Der Deutsche, denkt man vor allem in den USA, neigt kollektiv einerseits zur ängstlichen Zögerlichkeit, andererseits zur Überheblichkeit: „Mit den komplementären Begriffen German Angst (englisch, etwa: „typisch deutsche Zögerlichkeit“) und German assertiveness (etwa: „typisch deutsche Überheblichkeit“) werden im angelsächsischen Sprachraum als charakteristisch empfundene, gesellschaftliche und politische, kollektive Verhaltensweisen der Deutschen bezeichnet.

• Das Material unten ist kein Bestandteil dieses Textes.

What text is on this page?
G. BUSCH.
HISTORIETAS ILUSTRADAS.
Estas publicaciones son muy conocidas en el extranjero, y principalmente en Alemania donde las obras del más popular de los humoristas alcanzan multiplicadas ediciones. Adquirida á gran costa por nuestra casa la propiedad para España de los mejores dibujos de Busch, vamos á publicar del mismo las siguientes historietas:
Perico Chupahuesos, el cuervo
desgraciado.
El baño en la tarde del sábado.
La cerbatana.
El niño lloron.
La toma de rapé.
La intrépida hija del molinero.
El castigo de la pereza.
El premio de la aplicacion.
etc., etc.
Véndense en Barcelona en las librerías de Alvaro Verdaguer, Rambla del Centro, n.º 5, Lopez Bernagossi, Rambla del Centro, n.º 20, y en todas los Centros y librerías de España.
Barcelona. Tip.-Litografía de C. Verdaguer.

Die Begriffe werden im Deutschen verwendet, um derartige – reale oder vermeintliche – Einschätzungen aus dem Ausland zu kolportieren.“ (Wikipedia) In letzter Zeit - nach Fukushima- hat man den Begriff wieder einmal strapaziert, um die als überzogen empfundene Sorge der Deutschen vor der Atomkraft zu charakterisieren: „Verstrahlt in Fukushima ein Atomkraftwerk die Umgebung, setzt im neuntausend Kilometer entfernten Deutschland ein Run auf Geigerzähler ein, verbunden mit dem Rat, japanischen Grüntee zu meiden, riecht das verdächtig nach Überreaktion.“ (NZZ) Die Sorge vor dem Tee mag so übertrieben sein wie die Befürchtung, einem Forellenteich im Bergischen Land könne ein Tsunami entspringen (das obere Foto ist keine Fotomontage). Dennoch empfinde ich die Besorgnis angesichts der Risiken der Atomkraft nicht als archaischen Fluchtreflex, sondern als rationale Distanzierung gegenüber einer Technologie, die Risiken für viele folgende Generationen in sich birgt. Irrational erscheinen mir die Wahrscheinlichkeitsrechnungen, die eine Havarie in den Bereich eines Lottogewinns mit umgekehrten Vorzeichen verbannen- die Realität sieht nun einmal anders aus. Angst ist angesichts der realen und möglichen Folgen dieser Technologie kein schlechter Ratgeber.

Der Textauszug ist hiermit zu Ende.